The reason is straightforward: for an array, the compiler will initialise every value you don't specify with 0.
With a char array you could use memset to set every byte, but this will not generally work with an int array (though it's fine for 0).
A general for loop will do this quickly:
for (int i = 0; i < ROW; i++)
for (int j = 0; j < COLUMN; j++)
array[i][j] = 1;
Or possibly quicker (depending on the compiler)
for (int i = 0; i < ROW*COLUMN; i++)
*((int*)a + i) = 1;
To initialize 2d array with zero use the below method:
int arr[n][m] = {};
NOTE : The above method will only work to initialize with 0;
Note that GCC has an extension to the designated initializer notation which is very useful for the context. It is also allowed by clang without comment (in part because it tries to be compatible with GCC).
The extension notation allows you to use ... to designate a range of elements to be initialized with the following value. For example:
#include <stdio.h>
enum { ROW = 5, COLUMN = 10 };
int array[ROW][COLUMN] = { [0 ... ROW-1] = { [0 ... COLUMN-1] = 1 } };
int main(void)
{
for (int i = 0; i < ROW; i++)
{
for (int j = 0; j < COLUMN; j++)
printf("%2d", array[i][j]);
putchar('\n');
}
return 0;
}
The output is, unsurprisingly:
1 1 1 1 1 1 1 1 1 1
1 1 1 1 1 1 1 1 1 1
1 1 1 1 1 1 1 1 1 1
1 1 1 1 1 1 1 1 1 1
1 1 1 1 1 1 1 1 1 1
Note that Fortran 66 (Fortran IV) had repeat counts for initializers for arrays; it's always struck me as odd that C didn't get them when designated initializers were added to the language.
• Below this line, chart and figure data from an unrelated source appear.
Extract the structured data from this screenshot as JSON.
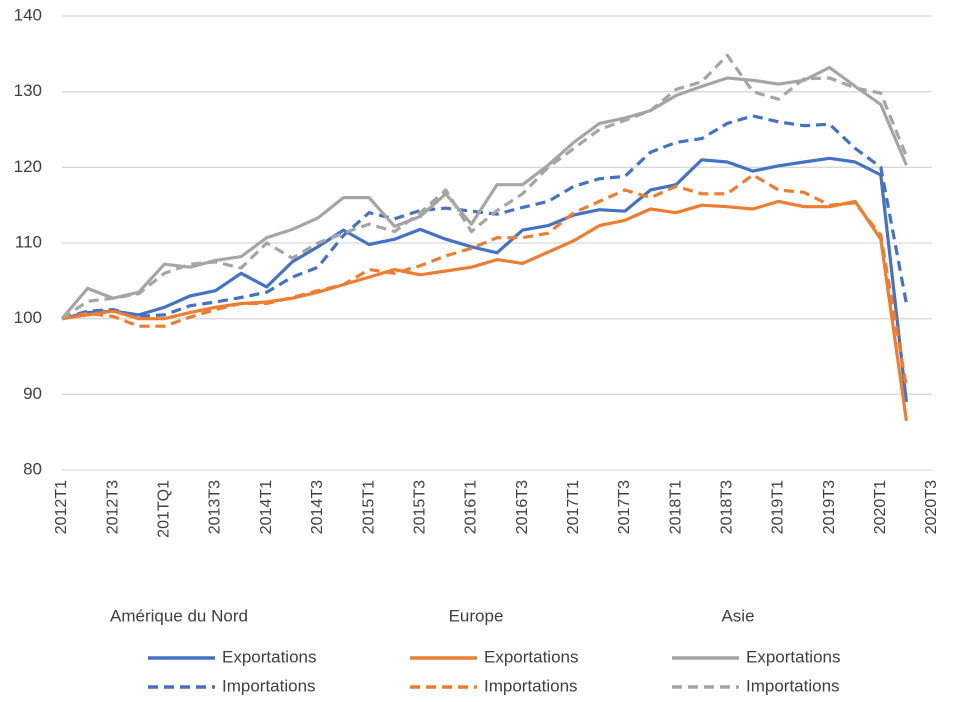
{
  "chart_data": {
    "type": "line",
    "categories": [
      "2012T1",
      null,
      "2012T3",
      null,
      "201TQ1",
      null,
      "2013T3",
      null,
      "2014T1",
      null,
      "2014T3",
      null,
      "2015T1",
      null,
      "2015T3",
      null,
      "2016T1",
      null,
      "2016T3",
      null,
      "2017T1",
      null,
      "2017T3",
      null,
      "2018T1",
      null,
      "2018T3",
      null,
      "2019T1",
      null,
      "2019T3",
      null,
      "2020T1",
      null,
      "2020T3"
    ],
    "ylim": [
      80,
      140
    ],
    "yticks": [
      80,
      90,
      100,
      110,
      120,
      130,
      140
    ],
    "grid": true,
    "legend_groups": [
      "Amérique du Nord",
      "Europe",
      "Asie"
    ],
    "series": [
      {
        "name": "Exportations",
        "color": "#4472c4",
        "linestyle": "solid",
        "values": [
          100,
          100.8,
          101,
          100.5,
          101.5,
          103,
          103.7,
          106,
          104.2,
          107.5,
          109.5,
          111.7,
          109.8,
          110.5,
          111.8,
          110.5,
          109.5,
          108.7,
          111.7,
          112.3,
          113.7,
          114.4,
          114.2,
          117,
          117.7,
          121,
          120.7,
          119.5,
          120.2,
          120.7,
          121.2,
          120.7,
          119,
          89,
          null
        ]
      },
      {
        "name": "Importations",
        "color": "#4472c4",
        "linestyle": "dashed",
        "values": [
          100,
          101,
          101.2,
          100.3,
          100.5,
          101.7,
          102.2,
          102.8,
          103.5,
          105.5,
          106.8,
          111,
          114,
          113.2,
          114.3,
          114.6,
          114.2,
          113.8,
          114.7,
          115.5,
          117.5,
          118.5,
          118.8,
          122,
          123.3,
          123.8,
          125.8,
          126.8,
          126,
          125.5,
          125.7,
          122.5,
          120,
          102,
          null
        ]
      },
      {
        "name": "Exportations",
        "color": "#ed7d31",
        "linestyle": "solid",
        "values": [
          100,
          100.5,
          101,
          100,
          100,
          100.8,
          101.5,
          102,
          102.2,
          102.7,
          103.5,
          104.5,
          105.5,
          106.5,
          105.8,
          106.3,
          106.8,
          107.8,
          107.3,
          108.8,
          110.3,
          112.3,
          113,
          114.5,
          114,
          115,
          114.8,
          114.5,
          115.5,
          114.8,
          114.8,
          115.5,
          110.5,
          86.5,
          null
        ]
      },
      {
        "name": "Importations",
        "color": "#ed7d31",
        "linestyle": "dashed",
        "values": [
          100,
          100.7,
          100.3,
          99,
          99,
          100.2,
          101.2,
          102,
          102,
          102.8,
          103.7,
          104.5,
          106.5,
          106,
          107,
          108.3,
          109.3,
          110.7,
          110.7,
          111.3,
          114,
          115.5,
          117,
          116,
          117.5,
          116.5,
          116.5,
          119,
          117,
          116.7,
          115,
          115.3,
          111,
          91,
          null
        ]
      },
      {
        "name": "Exportations",
        "color": "#a5a5a5",
        "linestyle": "solid",
        "values": [
          100,
          104,
          102.7,
          103.5,
          107.2,
          106.8,
          107.7,
          108.2,
          110.7,
          111.8,
          113.3,
          116,
          116,
          112.2,
          113.5,
          116.5,
          112.5,
          117.7,
          117.7,
          120.3,
          123.3,
          125.8,
          126.5,
          127.5,
          129.5,
          130.7,
          131.8,
          131.5,
          131,
          131.5,
          133.2,
          130.7,
          128.3,
          120.3,
          null
        ]
      },
      {
        "name": "Importations",
        "color": "#a5a5a5",
        "linestyle": "dashed",
        "values": [
          100,
          102.3,
          102.7,
          103.3,
          106,
          107.2,
          107.5,
          106.7,
          110,
          108,
          110,
          111.3,
          112.5,
          111.5,
          114,
          117,
          111.5,
          114.3,
          116.5,
          120,
          122.5,
          125,
          126.2,
          127.5,
          130.3,
          131.3,
          134.8,
          130,
          129,
          131.7,
          131.8,
          130.5,
          129.8,
          121.5,
          null
        ]
      }
    ]
  }
}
And Pascal uses the 0..9 notation to designate the range from 0 to 9 inclusive, but C doesn't use .. as a token, so it is not surprising that was not used.
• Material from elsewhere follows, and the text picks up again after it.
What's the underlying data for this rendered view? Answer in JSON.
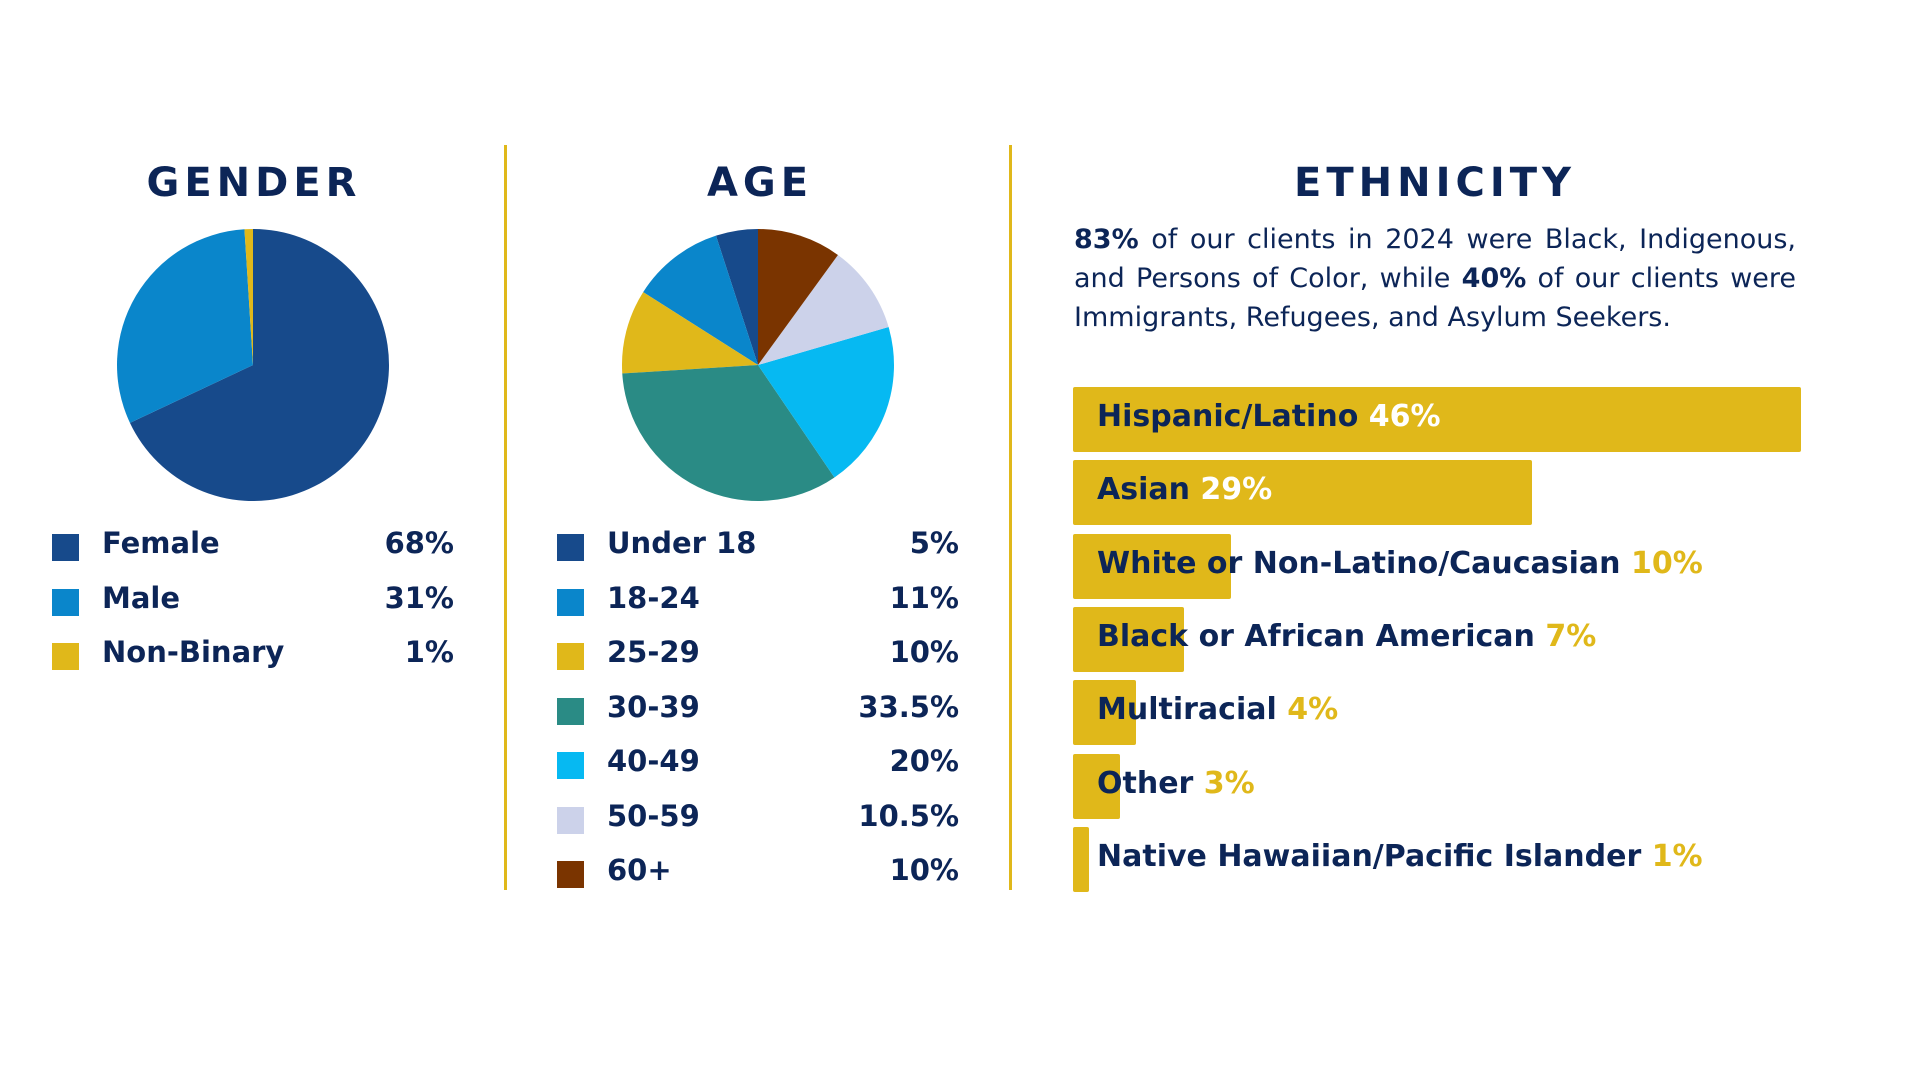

Note that the spaces around the ... notation are essentially mandatory; if they're attached to numbers, then the number is interpreted as a floating point number. For example, 0...9 would be tokenized as 0., ., .9, and floating point numbers aren't allowed as array subscripts.
With the named constants, ...ROW-1 would not cause trouble, but it is better to get into the safe habits.
Addenda:
I note in passing that GCC 7.3.0 rejects:
int array[ROW][COLUMN] = { [0 ... ROW-1] = { [0 ... COLUMN-1] = { 1 } } };
where there's an extra set of braces around the scalar initializer 1 (error: braces around scalar initializer [-Werror]). I'm not sure that's correct given that you can normally specify braces around a scalar in int a = { 1 };, which is explicitly allowed by the standard. I'm not certain it's incorrect, either.
I also wonder if a better notation would be [0]...[9] — that is unambiguous, cannot be confused with any other valid syntax, and avoids confusion with floating point numbers.
int array[ROW][COLUMN] = { [0]...[4] = { [0]...[9] = 1 } };
Maybe the standards committee would consider that?
Use vector array instead:
vector<vector<int>> array(ROW, vector<int>(COLUMN, 1));
char grid[row][col];
memset(grid, ' ', sizeof(grid));
That's for initializing char array elements to space characters.